Taube filed summary charges against the Commissioners back on February 24th, alleging they violated provisions of the Pennsylvania Sunshine Act by discussing matters in executive session which should have been discussed in public meetings, by failing to provide thorough enough notice to the public about the matters to be discussed in executive sessions, and by misleading the public by having discussions in executive sessions that are different than the ones which were announced.

The Commissioners had denied any wrongdoing and insisted the matters discussed in executive session were privileged and exempt from provisions of the Sunshine Act.

The Times and County Commissioners have released the following joint statement:

“The Beaver County Board of Commissioners and editors from the Beaver County Times, together with their respective counsel, recently met to discuss open government. A positive discussion ensued, and we agreed that transparency and open government are vital to a healthy democracy. We have chosen to look forward with an ongoing commitment toward transparency in regards to open meetings and open records while at the same time maintaining confidentiality when mandated under the law. We all view this as a fresh start with renewed respect for the challenges each faces and are committed to open government. Our sincere wish is that the public benefits the most.”


  1. “When I weighed the job offer at The Times last summer, one of the items on the pro side of my pro/con list was the reputation Pennsylvania had as a strong open-records state.” — Shane Fitzgerald, Beaver County Times.  Not so, Shane. 

  2. Seems like the crime was committed against the public. How can the prosecutor allow the charges to be dropped or not refile them on behalf of the public?
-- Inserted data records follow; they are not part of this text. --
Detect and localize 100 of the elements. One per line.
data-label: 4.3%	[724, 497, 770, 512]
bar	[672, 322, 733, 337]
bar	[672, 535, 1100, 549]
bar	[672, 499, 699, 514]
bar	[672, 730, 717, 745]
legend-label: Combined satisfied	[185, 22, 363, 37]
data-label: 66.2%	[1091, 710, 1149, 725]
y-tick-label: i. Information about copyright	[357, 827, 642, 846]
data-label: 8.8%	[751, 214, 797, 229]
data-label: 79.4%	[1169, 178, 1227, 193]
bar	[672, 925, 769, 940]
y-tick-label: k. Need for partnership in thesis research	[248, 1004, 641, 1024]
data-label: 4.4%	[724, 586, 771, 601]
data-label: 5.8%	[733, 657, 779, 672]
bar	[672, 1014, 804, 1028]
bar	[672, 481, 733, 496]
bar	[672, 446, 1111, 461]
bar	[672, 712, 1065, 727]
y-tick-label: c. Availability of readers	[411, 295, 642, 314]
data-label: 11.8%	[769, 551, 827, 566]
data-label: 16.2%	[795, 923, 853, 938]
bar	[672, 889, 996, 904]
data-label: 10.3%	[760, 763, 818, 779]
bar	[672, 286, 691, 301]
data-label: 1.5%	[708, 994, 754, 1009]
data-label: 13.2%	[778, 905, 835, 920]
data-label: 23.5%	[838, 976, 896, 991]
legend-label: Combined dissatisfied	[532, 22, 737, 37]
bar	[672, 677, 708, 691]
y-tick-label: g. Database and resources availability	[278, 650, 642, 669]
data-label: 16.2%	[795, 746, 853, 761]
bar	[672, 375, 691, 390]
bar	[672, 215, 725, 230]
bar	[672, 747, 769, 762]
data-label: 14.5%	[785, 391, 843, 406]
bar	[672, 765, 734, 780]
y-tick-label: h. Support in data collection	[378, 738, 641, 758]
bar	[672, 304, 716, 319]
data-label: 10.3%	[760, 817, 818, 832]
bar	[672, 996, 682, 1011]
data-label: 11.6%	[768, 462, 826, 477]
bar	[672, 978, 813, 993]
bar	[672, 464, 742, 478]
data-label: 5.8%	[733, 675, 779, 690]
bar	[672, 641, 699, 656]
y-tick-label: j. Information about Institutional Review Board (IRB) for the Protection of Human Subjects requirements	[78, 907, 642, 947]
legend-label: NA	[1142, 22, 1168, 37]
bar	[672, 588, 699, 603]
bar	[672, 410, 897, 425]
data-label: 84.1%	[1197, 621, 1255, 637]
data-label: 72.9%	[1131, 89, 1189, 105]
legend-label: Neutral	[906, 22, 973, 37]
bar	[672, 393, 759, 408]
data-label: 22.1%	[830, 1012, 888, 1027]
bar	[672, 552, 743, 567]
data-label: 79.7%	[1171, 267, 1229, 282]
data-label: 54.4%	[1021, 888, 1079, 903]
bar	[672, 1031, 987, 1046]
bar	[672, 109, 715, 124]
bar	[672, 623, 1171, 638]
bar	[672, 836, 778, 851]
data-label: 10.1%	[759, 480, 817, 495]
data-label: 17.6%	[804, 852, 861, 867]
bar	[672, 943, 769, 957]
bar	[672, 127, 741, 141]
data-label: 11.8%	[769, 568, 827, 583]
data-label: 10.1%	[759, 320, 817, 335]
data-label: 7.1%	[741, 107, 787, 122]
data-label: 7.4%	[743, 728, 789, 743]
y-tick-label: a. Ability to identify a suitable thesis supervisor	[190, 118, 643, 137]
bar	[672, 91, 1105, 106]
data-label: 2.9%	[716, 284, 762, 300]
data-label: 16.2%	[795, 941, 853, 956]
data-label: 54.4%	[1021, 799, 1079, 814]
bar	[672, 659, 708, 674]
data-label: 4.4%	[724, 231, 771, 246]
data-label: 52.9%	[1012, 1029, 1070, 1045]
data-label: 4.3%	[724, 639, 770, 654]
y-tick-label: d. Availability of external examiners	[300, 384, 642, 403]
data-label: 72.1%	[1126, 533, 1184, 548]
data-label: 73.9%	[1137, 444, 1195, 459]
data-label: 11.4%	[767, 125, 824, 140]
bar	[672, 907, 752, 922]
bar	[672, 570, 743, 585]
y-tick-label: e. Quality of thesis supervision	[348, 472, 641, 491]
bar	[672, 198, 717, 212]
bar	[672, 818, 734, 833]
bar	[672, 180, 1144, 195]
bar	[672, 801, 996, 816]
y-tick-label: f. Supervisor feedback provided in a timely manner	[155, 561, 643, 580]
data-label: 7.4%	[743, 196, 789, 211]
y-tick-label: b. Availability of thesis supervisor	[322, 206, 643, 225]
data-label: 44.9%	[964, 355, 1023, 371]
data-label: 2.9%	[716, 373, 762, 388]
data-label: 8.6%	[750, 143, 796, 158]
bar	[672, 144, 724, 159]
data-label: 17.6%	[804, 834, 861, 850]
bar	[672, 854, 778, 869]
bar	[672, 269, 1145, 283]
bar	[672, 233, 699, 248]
  3. No payoff. The Commissioners called their bluff. The Times doesn’t have the money or the resources to take them to court. They can’t even contest obituary reprints, let alone a laundry list of RTK violations. Fitzgerald knew this, and the Commissioners knew this, so they waved a white flag, recalled the troops, and sat down in a philosophical pow-wow in the enemy camp to save face. He put a positive spin on it for the public to save face and subscriptions, and left the reporter hanging out to dry. Fitzgerald is new, he is naive, in spite of his published editorial insights, and he believes that he is swimming at Sea World with the dolphins and not in the ocean with the sharks. This is serious, because he has lost any potential clout and credibility, and he can kiss any future challenges against the courthouse gang goodbye. The effusive article of apology in the Times is a transparent embarrassment of naive political doctrine which belongs in the Boy Scout Manual.  As for a public challenge? That would be as possible as predicting George David’s trial date. 

  4. Remember the time sheriff pulled his sheriff listings ads from the Times and then they quit writing about him and then started kissing his ass to get the ads back because they needed the money?  The Times is weak.